Azacitidine is indicated for the treatment of myelodysplastic syndrome, for which it received approval by the U.S. Food and Drug Administration (FDA) on 19 May 2004. In two randomized controlled trials comparing azacitidine to supportive treatment, 16% of subjects with myelodysplastic syndrome who were randomized to receive azacitidine had a complete or partial normalization of blood cell counts and bone marrow morphology, compared to none who received supportive care, and about two-thirds of patients who required blood transfusions no longer needed them after receiving azacitidine.

Azacitidine is also indicated for the treatment of myeloid leukemia and juvenile myelomonocytic leukemia. The combination of azacitidine and venetoclax is also approved for AML.

Azacitidine is a chemical analogue of the nucleoside cytidine, which is present in DNA and RNA. It is thought to have antineoplastic activity via two mechanisms – at low doses, by inhibiting of DNA methyltransferase, causing hypomethylation of DNA, and at high doses, by its direct cytotoxicity to abnormal hematopoietic cells in the bone marrow through its incorporation into DNA and RNA, resulting in cell death. Azacitidine is a ribonucleoside, so it is incorporated into RNA to a larger extent than into DNA. In contrast, decitabine (5-aza-2'-deoxycytidine) is a deoxyribonucleoside, so it can only incorporate into DNA. Azacitidine's incorporation into RNA leads to the disassembly of polyribosomes, defective methylation and acceptor function of transfer RNA, and inhibition of the production of proteins.

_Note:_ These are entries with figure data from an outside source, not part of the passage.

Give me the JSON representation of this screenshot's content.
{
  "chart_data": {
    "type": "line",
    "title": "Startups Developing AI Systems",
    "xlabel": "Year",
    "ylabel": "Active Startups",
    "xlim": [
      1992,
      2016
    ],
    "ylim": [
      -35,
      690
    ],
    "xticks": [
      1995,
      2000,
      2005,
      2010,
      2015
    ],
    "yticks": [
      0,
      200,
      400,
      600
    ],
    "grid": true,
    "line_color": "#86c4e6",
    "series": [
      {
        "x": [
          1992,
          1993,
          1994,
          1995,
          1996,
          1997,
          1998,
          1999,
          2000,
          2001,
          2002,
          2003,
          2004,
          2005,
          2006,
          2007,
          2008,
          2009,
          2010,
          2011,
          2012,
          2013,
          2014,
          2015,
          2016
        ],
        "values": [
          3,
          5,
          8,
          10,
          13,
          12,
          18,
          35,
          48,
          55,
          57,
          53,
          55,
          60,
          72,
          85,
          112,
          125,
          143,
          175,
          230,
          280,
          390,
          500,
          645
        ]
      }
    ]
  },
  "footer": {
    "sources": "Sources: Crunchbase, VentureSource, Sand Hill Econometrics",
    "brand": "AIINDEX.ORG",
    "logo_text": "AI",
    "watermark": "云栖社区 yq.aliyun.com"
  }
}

Its incorporation into DNA leads to covalent binding with DNA methyltransferases, which prevents DNA synthesis and subsequently leads to cytotoxicity. It has been shown effective against human immunodeficiency virus in vitro and human T-lymphotropic virus.

After azanucleosides such as azacitidine have been metabolized to 5-aza-2′-deoxycytidine-triphosphate (aka, decitabine-triphosphate), they can be incorporated into DNA and azacytosine can be substituted for cytosine. Azacytosine-guanine dinucleotides are recognized as substrate by the DNA methyltransferases, which catalyze the methylation reaction by a nucleophilic attack. This results in a covalent bond between the carbon-6 atom of the cytosine ring and the enzyme. The bond is normally resolved by beta-elimination through the carbon-5 atom, but this latter reaction does not occur with azacytosine because its carbon-5 is substituted by nitrogen, leaving the enzyme covalently bound to DNA and blocking its DNA methyltransferase function. In addition, the covalent protein adduction also compromises the functionality of DNA and triggers DNA damage signaling, resulting in the degradation of trapped DNA methyltransferases. As a consequence, methylation marks become lost during DNA replication.

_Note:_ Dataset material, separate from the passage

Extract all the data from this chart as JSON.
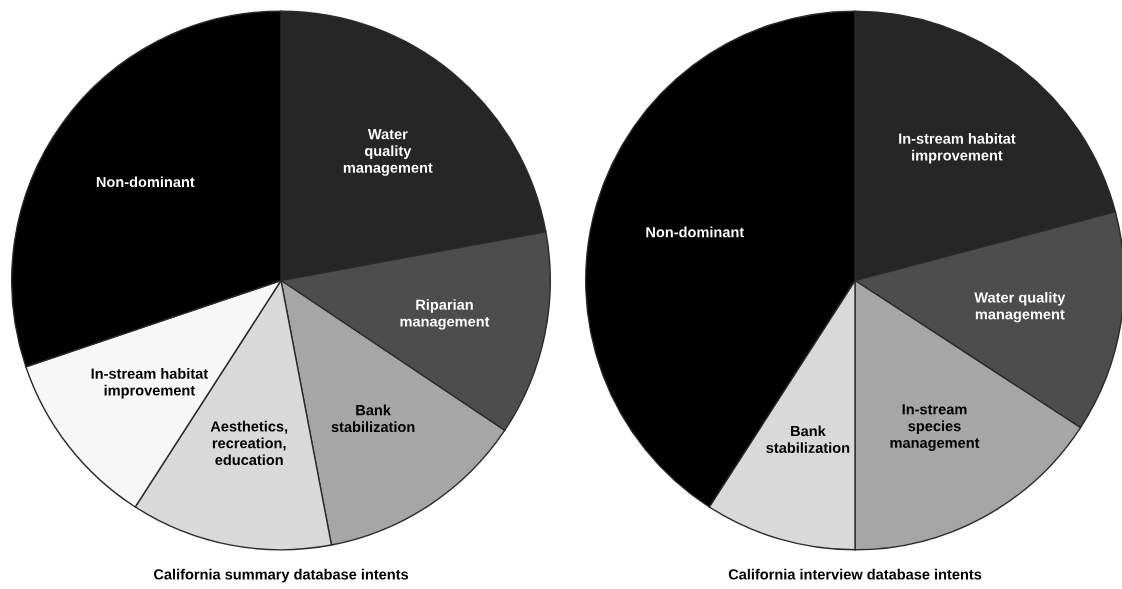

Azacitidine causes anemia (low red blood cell counts), neutropenia (low white blood cell counts), and thrombocytopenia (low platelet counts), and patients should have frequent monitoring of their complete blood counts, at least prior to each dosing cycle. The dose may have to be adjusted based on nadir counts and hematologic response.

It can also be hepatotoxic in patients with severe liver impairment, and patients with extensive liver tumors due to metastatic disease have developed progressive hepatic coma and death during azacitidine treatment, especially when their albumin levels are less than 30 g/L. It is contraindicated in patients with advanced malignant hepatic tumors.